L'assunzione dell'ormone della crescita durante l'infanzia può aumentare i rischi di insorgenza del morbo di Alzheimer. A segnalarlo è uno studio pubblicato su Nature Medicine da un team dello University College di Londra che ha analizzato i dati di 5 persone inglesi che hanno ricevuto l'ormone della crescita nei primi anni di vita.
“I risultati supportano un'ipotesi controversa ovvero che le proteine legate all'Alzheimer possano essere seminate nel cervello attraverso materiale prelevato dai cadaveri, infatti l'ormone sotto accusa era estratto dalle ghiandole pituitarie di individui deceduti", si legge nella ricerca.
In uno studio del 2018, lo stesso team aveva scoperto che il cocktail ormonale somministrato conteneva tracce di proteina beta-amiloide. Quando il preparato veniva iniettato nei topi, gli animali sviluppavano placche e un'angiopatia amiloide cerebrale.
Nell'ultimo studio, i ricercatori hanno analizzato la possibilità che il fenomeno si manifestasse anche negli esseri umani. Hanno così scoperto che 5 persone su 8 che avevano ricevuto il trattamento ormonale durante l'infanzia hanno sviluppato segni di demenza a esordio precoce più tardi nella vita, fra i 38 e i 55 anni.
"Due sono morti durante lo studio. Delle restanti tre persone, una presentava sintomi di lieve deterioramento cognitivo, un'altra presentava possibili sintomi di neurodegenerazione e una non mostrava sintomi comportamentali dell'Alzheimer", precisa la ricerca.

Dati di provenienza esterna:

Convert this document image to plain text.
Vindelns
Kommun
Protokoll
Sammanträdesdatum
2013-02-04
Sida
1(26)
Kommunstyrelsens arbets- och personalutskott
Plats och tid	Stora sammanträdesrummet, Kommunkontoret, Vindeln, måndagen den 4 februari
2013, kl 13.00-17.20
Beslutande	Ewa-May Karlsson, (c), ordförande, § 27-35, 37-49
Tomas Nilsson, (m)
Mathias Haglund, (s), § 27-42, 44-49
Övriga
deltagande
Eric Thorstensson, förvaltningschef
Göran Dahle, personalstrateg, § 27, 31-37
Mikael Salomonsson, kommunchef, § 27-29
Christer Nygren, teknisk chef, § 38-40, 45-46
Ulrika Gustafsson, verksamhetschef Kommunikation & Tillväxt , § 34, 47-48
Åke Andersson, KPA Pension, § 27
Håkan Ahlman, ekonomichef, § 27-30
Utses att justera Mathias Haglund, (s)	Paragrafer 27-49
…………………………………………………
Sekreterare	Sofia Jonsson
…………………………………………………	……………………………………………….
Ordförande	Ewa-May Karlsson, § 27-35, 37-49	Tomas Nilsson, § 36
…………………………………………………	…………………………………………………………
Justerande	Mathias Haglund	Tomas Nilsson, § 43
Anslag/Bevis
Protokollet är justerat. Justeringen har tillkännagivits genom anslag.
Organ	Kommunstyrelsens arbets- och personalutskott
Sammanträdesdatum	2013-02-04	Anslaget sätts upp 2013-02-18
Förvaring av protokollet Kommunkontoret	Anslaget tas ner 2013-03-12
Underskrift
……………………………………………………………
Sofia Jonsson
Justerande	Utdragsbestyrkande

"Oggi dal punto di vista della salute pubblica non è necessario preoccuparsi della demenza trasmissibile perché questo trattamento ormonale non esiste più", chiariscono i ricercatori che però si augurano che "molti altri scienziati ora cercheranno ulteriori prove per esplorare l'ipotesi dell'Alzheimer trasmissibile".